Cominciamo dalla Basilica dei Santi Maria e Donato (San Donà), perché ad essa è legata una delle pergamene più antiche conservate a Venezia: custodita nell’archivio patriarcale, è un documento dell’anno 999 in cui il parroco muranese Michele Monetario prestava giuramento di fedeltà al vescovo di Torcello. Quella dell’epoca (anno 999!) non era ancora la basilica attuale (edificata nel XII° secolo), e si chiamava semplicemente Santa Maria di Murano: la denominazione di “San Donato” venne aggiunta nel 1125, quando le spoglie del Santo vennero trasportate a Venezia da Cefalonia (isole ionie) e donate a Murano, che per ospitarne le reliquie fece costruire un grande altare. Il passo successivo fu la costruzione della basilica che possiamo tuttora ammirare: sul pavimento della navata centrale, nel più piccolo dei cinque cerchi iscritti in un riquadro decorato con figure di pavoni e grifoni, è tuttora visibile l’iscrizione latina con l’anno 1141 (data di completamento della basilica che da quel Santo prese il suo “secondo” nome). A titolo di confronto fra la Murano del 1600 e la sua struttura attuale, la mappa che segue può essere di aiuto.

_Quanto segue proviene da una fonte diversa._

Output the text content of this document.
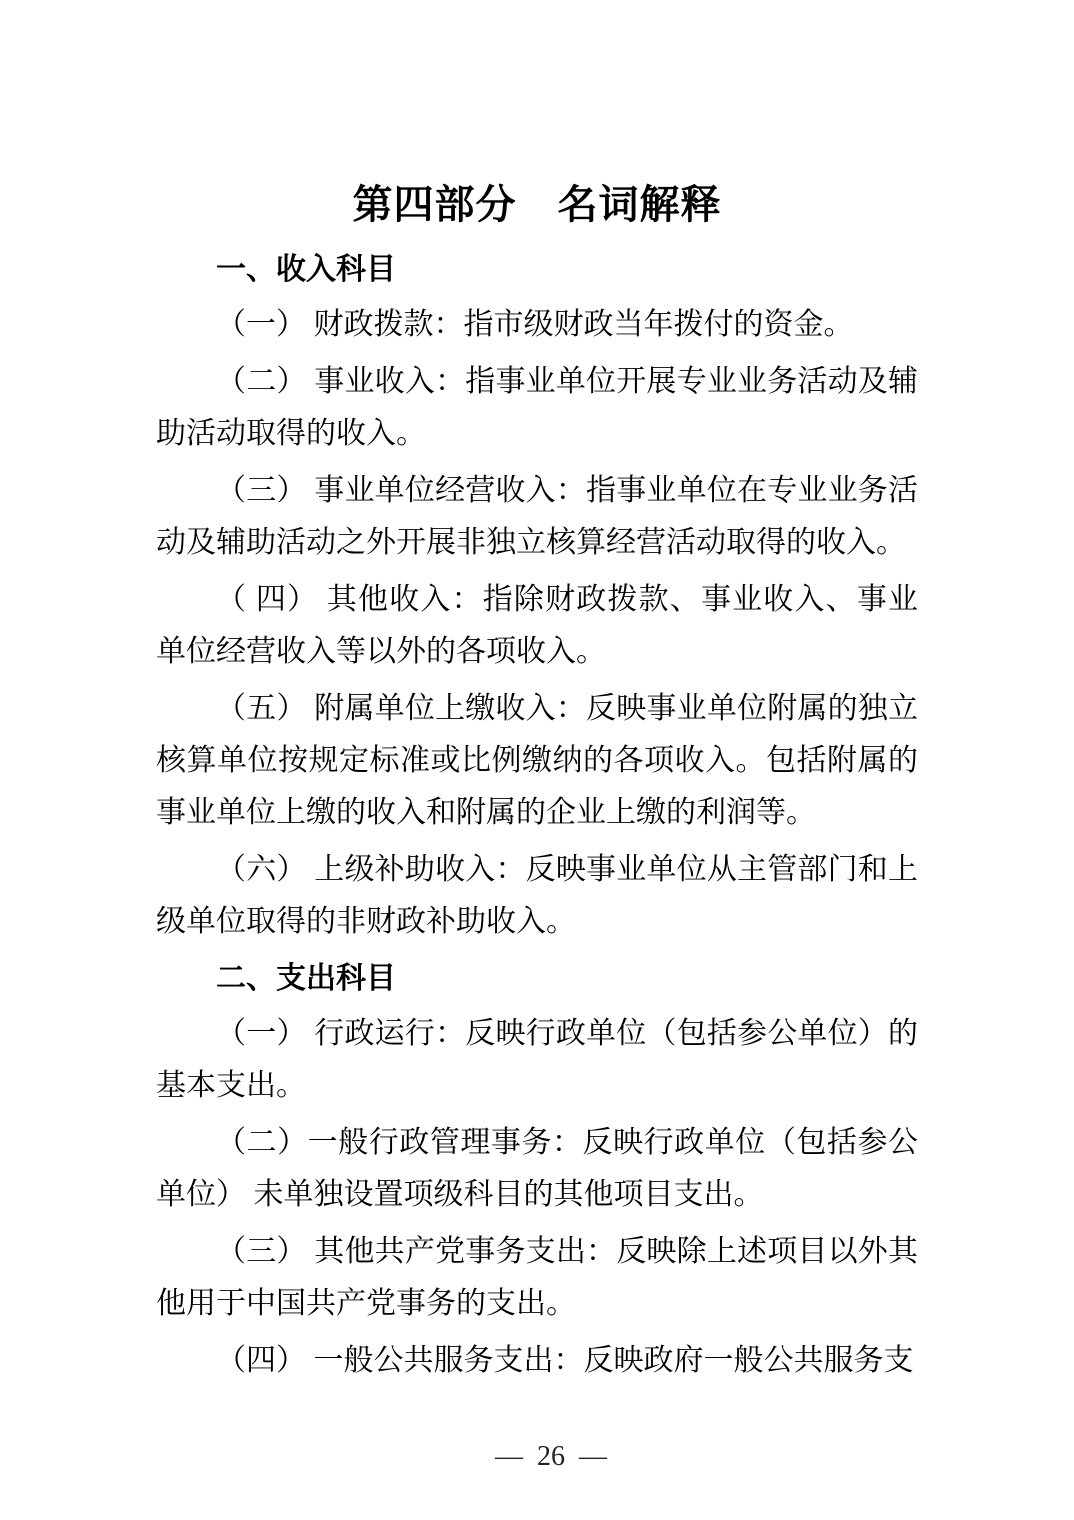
第四部分　名词解释
一、收入科目

（一） 财政拨款：指市级财政当年拨付的资金。

（二） 事业收入：指事业单位开展专业业务活动及辅助活动取得的收入。

（三） 事业单位经营收入：指事业单位在专业业务活动及辅助活动之外开展非独立核算经营活动取得的收入。

（ 四） 其他收入：指除财政拨款、事业收入、事业单位经营收入等以外的各项收入。

（五） 附属单位上缴收入：反映事业单位附属的独立核算单位按规定标准或比例缴纳的各项收入。包括附属的事业单位上缴的收入和附属的企业上缴的利润等。

（六） 上级补助收入：反映事业单位从主管部门和上级单位取得的非财政补助收入。

二、支出科目

（一） 行政运行：反映行政单位（包括参公单位）的基本支出。

（二）一般行政管理事务：反映行政单位（包括参公单位） 未单独设置项级科目的其他项目支出。

（三） 其他共产党事务支出：反映除上述项目以外其他用于中国共产党事务的支出。

（四） 一般公共服务支出：反映政府一般公共服务支

—  26  —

La prima differenza che balza all’occhio è la strada chiamata “rio terà San Salvador” laddove nel Seicento c’erano ancora un canale (rio terà = rio interrato) e quella che si ritiene essere stata la chiesa più antica dell’isola (San Salvador, demolita nel 1834). ll canale a nord dell’isola porta ancora il nome di Santa Maria, e corre parallelo a quello di San Donato nella parte che dà sulla Fondamenta Santi. A nord di quella che era la chiesa di San Bernardo (costruita sul punto più alto dell’isola, che tuttora offre riparo ai pedoni in caso di acque alte eccezionali) non c’era quasi nulla, e l’area su cui sorgono i campi sportivi (di cui l’isola va giustamente fiera) era ancora da costruire. Lo stesso dicasi, ovviamente, per le “sacche” ricavate dai materiali di risulta e successivamente rese edificabili (Sacca Serenella in particolare).
La struttura delle fondamenta che si affacciano sul primo tratto del canale di San Donato (Navagero e Giustinian) è invece molto simile a quella che era 4 secoli fa, anche se alcuni degli edifici dell’epoca sono stati nel frattempo rimaneggiati, e uno venne purtroppo demolito nel XIX° secolo: là dove ora c’è una parete cieca, a destra della prossima foto, sorgeva infatti il Palazzo della Ragione, sede del Podestà che amministrava l’isola ai tempi della Serenissima! Dell’epoca d’oro sopravvivono comunque (oltre a Palazzo Giustinian, sede del Museo del vetro), Palazzo Trevisan e Palazzo Cappello (sulla sinistra, nella prossima foto) mentre Palazzo Paoletta (il primo a sinistra) è di costruzione tardo settecentesca.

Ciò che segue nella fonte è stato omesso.